En 1956 ocurrió algo que cambió el rumbo de la literatura popular española: nació El Capitán Trueno.

Creado por Víctor Mora e ilustrado por Ambrós, la editorial Bruguera puso en circulación un tebeo en blanco y negro, en formato apaisado y con una tirada inicial de 3.000 ejemplares que, poco tiempo después, alcanzaría la cantidad de 300.000 copias semanales, superando en difusión a las cabeceras de prensa del momento. El Aventurero es un reconocimiento a los dibujantes y guionistas de tebeos que, con pocos medios, mucho esfuerzo y una poderosa capacidad creativa, consiguieron mantener la ilusión de los jóvenes lectores que aprendieron a leer en sus páginas.

A ellos está dedicada esta historia, con todo cariño, respeto y admiración.


PRIMERA PARTE


CAPÍTULO 1

¡A SANGRE Y FUEGO!


Me llamo Víctor Latienza y tenía quince años recién cumplidos cuando entré, el 2 de junio de 1956, como cada tarde en El Aventurero, la tienda de venta, alquiler y cambio de novelas y tebeos, que estaba situada en el barrio obrero de San Diego, al sur de Madrid.

El Aventurero era una vieja casucha solitaria, de planta baja, recubierta de tejas rojas, cuyas paredes estaban pintadas con un color amarillento, agrio y sucio que recordaba lejanamente a la vainilla. Los muros conservaban las huellas de los balazos recibidos durante la contienda civil, como un recordatorio amenazante que nadie se atrevía a ocultar.
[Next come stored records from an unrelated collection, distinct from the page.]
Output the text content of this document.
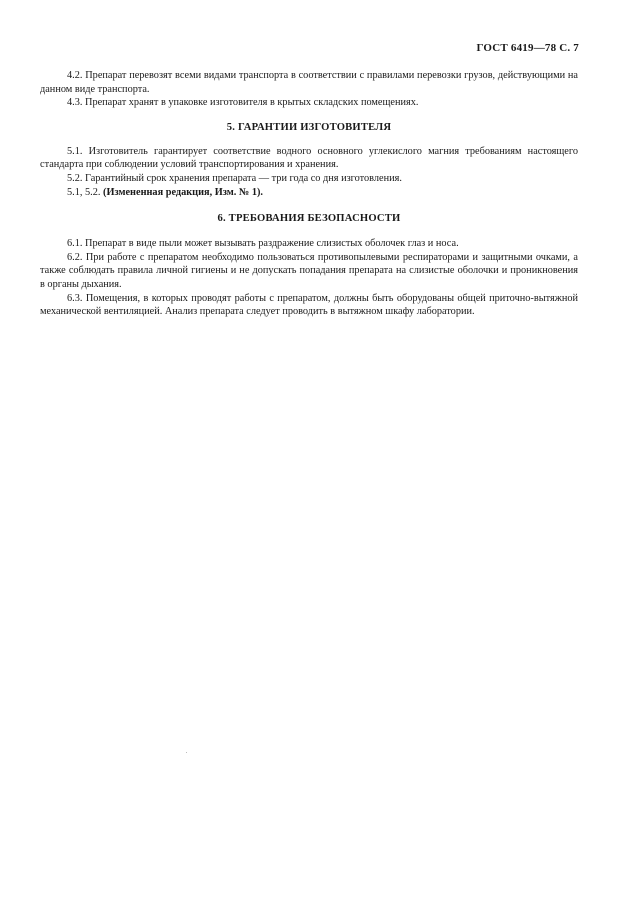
ГОСТ 6419—78 С. 7

4.2. Препарат перевозят всеми видами транспорта в соответствии с правилами перевозки грузов, действующими на данном виде транспорта.

4.3. Препарат хранят в упаковке изготовителя в крытых складских помещениях.

5. ГАРАНТИИ ИЗГОТОВИТЕЛЯ

5.1. Изготовитель гарантирует соответствие водного основного углекислого магния требованиям настоящего стандарта при соблюдении условий транспортирования и хранения.

5.2. Гарантийный срок хранения препарата — три года со дня изготовления.

5.1, 5.2. (Измененная редакция, Изм. № 1).

6. ТРЕБОВАНИЯ БЕЗОПАСНОСТИ

6.1. Препарат в виде пыли может вызывать раздражение слизистых оболочек глаз и носа.

6.2. При работе с препаратом необходимо пользоваться противопылевыми респираторами и защитными очками, а также соблюдать правила личной гигиены и не допускать попадания препарата на слизистые оболочки и проникновения в органы дыхания.

6.3. Помещения, в которых проводят работы с препаратом, должны быть оборудованы общей приточно-вытяжной механической вентиляцией. Анализ препарата следует проводить в вытяжном шкафу лаборатории.
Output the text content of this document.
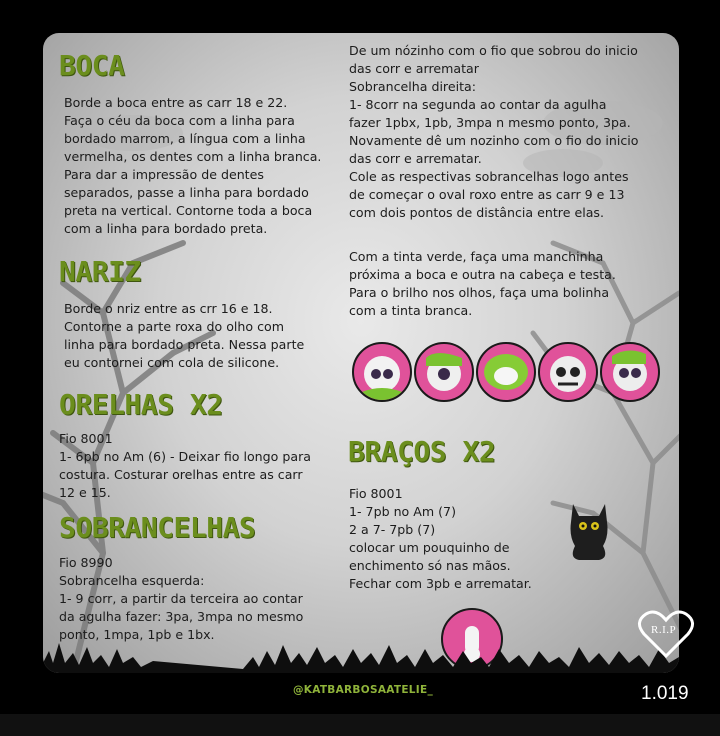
BOCA

Borde a boca entre as carr 18 e 22.
Faça o céu da boca com a linha para
bordado marrom, a língua com a linha
vermelha, os dentes com a linha branca.
Para dar a impressão de dentes
separados, passe a linha para bordado
preta na vertical. Contorne toda a boca
com a linha para bordado preta.

NARIZ

Borde o nriz entre as crr 16 e 18.
Contorne a parte roxa do olho com
linha para bordado preta. Nessa parte
eu contornei com cola de silicone.

ORELHAS X2

Fio 8001
1- 6pb no Am (6) - Deixar fio longo para
costura. Costurar orelhas entre as carr
12 e 15.

SOBRANCELHAS

Fio 8990
Sobrancelha esquerda:
1- 9 corr, a partir da terceira ao contar
da agulha fazer: 3pa, 3mpa no mesmo
ponto, 1mpa, 1pb e 1bx.

De um nózinho com o fio que sobrou do inicio
das corr e arrematar
Sobrancelha direita:
1- 8corr na segunda ao contar da agulha
fazer 1pbx, 1pb, 3mpa n mesmo ponto, 3pa.
Novamente dê um nozinho com o fio do inicio
das corr e arrematar.
Cole as respectivas sobrancelhas logo antes
de começar o oval roxo entre as carr 9 e 13
com dois pontos de distância entre elas.

Com a tinta verde, faça uma manchinha
próxima a boca e outra na cabeça e testa.
Para o brilho nos olhos, faça uma bolinha
com a tinta branca.

BRAÇOS X2

Fio 8001
1- 7pb no Am (7)
2 a 7- 7pb (7)
colocar um pouquinho de
enchimento só nas mãos.
Fechar com 3pb e arrematar.

@KATBARBOSAATELIE_
R.I.P
1.019
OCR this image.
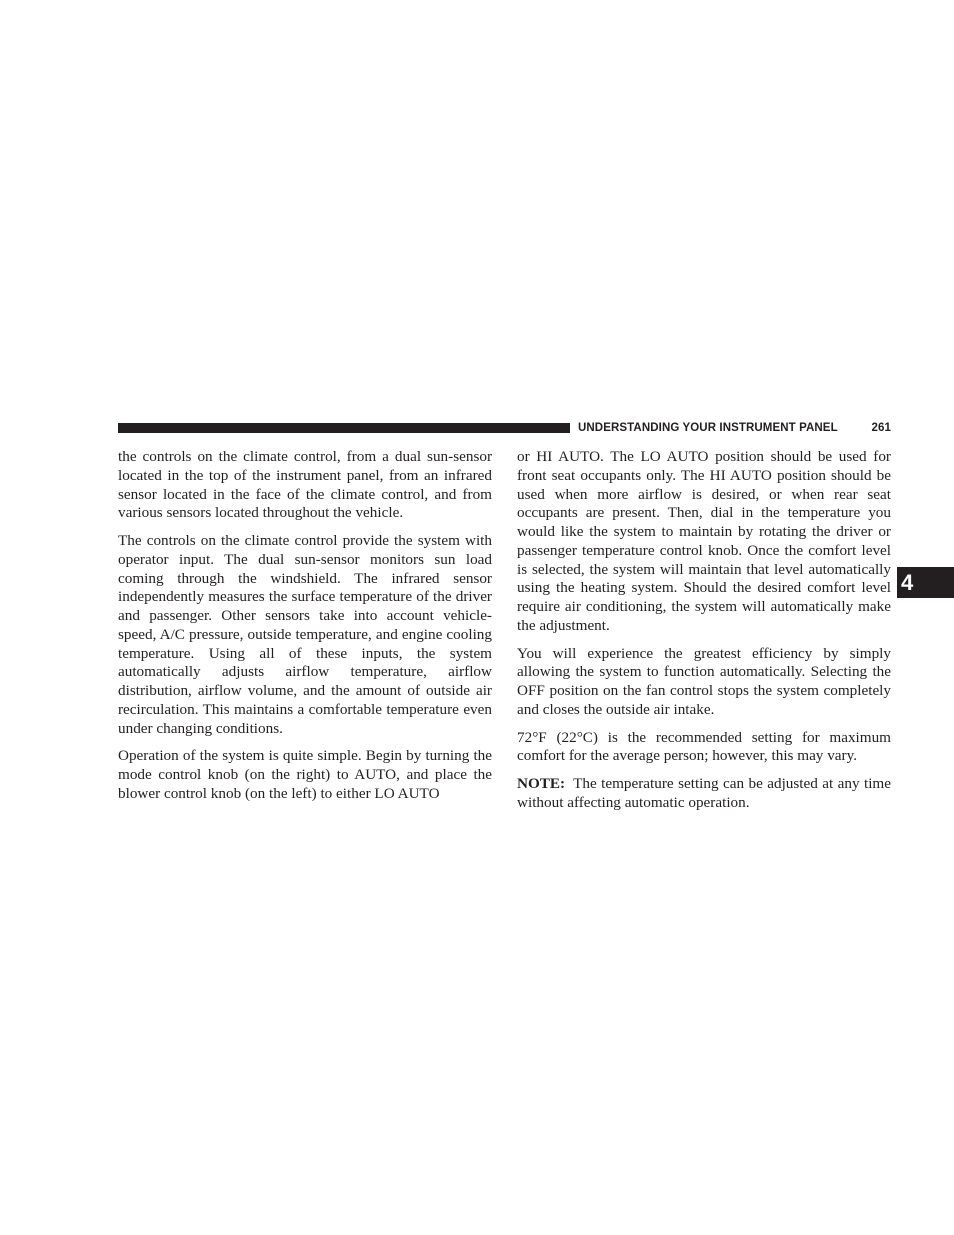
UNDERSTANDING YOUR INSTRUMENT PANEL	261

the controls on the climate control, from a dual sun-sensor located in the top of the instrument panel, from an infrared sensor located in the face of the climate control, and from various sensors located throughout the vehicle.

The controls on the climate control provide the system with operator input. The dual sun-sensor monitors sun load coming through the windshield. The infrared sensor independently measures the surface temperature of the driver and passenger. Other sensors take into account vehicle-speed, A/C pressure, outside temperature, and engine cooling temperature. Using all of these inputs, the system automatically adjusts airflow temperature, airflow distribution, airflow volume, and the amount of outside air recirculation. This maintains a comfortable temperature even under changing conditions.

Operation of the system is quite simple. Begin by turning the mode control knob (on the right) to AUTO, and place the blower control knob (on the left) to either LO AUTO

or HI AUTO. The LO AUTO position should be used for front seat occupants only. The HI AUTO position should be used when more airflow is desired, or when rear seat occupants are present. Then, dial in the temperature you would like the system to maintain by rotating the driver or passenger temperature control knob. Once the comfort level is selected, the system will maintain that level automatically using the heating system. Should the desired comfort level require air conditioning, the system will automatically make the adjustment.

You will experience the greatest efficiency by simply allowing the system to function automatically. Selecting the OFF position on the fan control stops the system completely and closes the outside air intake.

72°F (22°C) is the recommended setting for maximum comfort for the average person; however, this may vary.

NOTE: The temperature setting can be adjusted at any time without affecting automatic operation.

4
Delante, se extendía una plaza triangular sin empedrar que llegaba hasta la misma puerta del Gran Cine París, que se erguía orgulloso, rodeado de edificios más pequeños, consciente de ser el cine fronterizo de Madrid ya que, más allá, no había ninguno.

Aquel inolvidable día, a principios de junio, la pequeña librería rebosaba de lectores que leían las últimas novedades de sus tebeos favoritos: Pantera Negra, Roberto Alcázar, Apache, Hazañas Bélicas, El guerrero del antifaz, Florita… En las paredes había varias filas de listones de madera que sujetaban ejemplares de los tebeos más solicitados para que los propios lectores pudiéramos coger el ejemplar que más nos gustara y, después de pagar los quince o veinte céntimos en concepto de alquiler, podíamos leerlo una sola vez, dos si el dueño estaba distraído.

El local estaba dividido en dos zonas claramente diferenciadas: los chicos nos sentábamos a la derecha y las chicas a la izquierda. En el centro, marcando la frontera, había un pequeño mostrador de madera ocupado por el gerente del local, Antonio Quesada, al que todos llamábamos Bruguera y que, en ese momento atendía a un hombre que quería cambiar una vieja novela de Marcial Lafuente Estefanía, el autor preferido de los amantes del wéstern, por un nuevo título.

Aproveché para buscar las novedades. Después de hacer una larga revisión, me fijé en la portada de Aventuras del FBI y descolgué el cuaderno con la intención de leerlo.

Después de decidirse por una novela titulada Coyotes en la ciudad, el cliente pagó treinta céntimos y se marchó dejando el mostrador despejado, momento que aproveché para acercarme:

―Hola, Bruguera ―le saludé―. Tienes mucha gente hoy.

―Sí, han llegado varias novedades… Por cierto, Víctor, ha salido una nueva colección que puede gustarte ―explicó después de dar una profunda calada a su estrujado Celtas.

―¿Qué es?

―Mira ―dijo extendiendo un cuadernillo horizontal―. El Capitán Trueno. Lo he recibido esta mañana.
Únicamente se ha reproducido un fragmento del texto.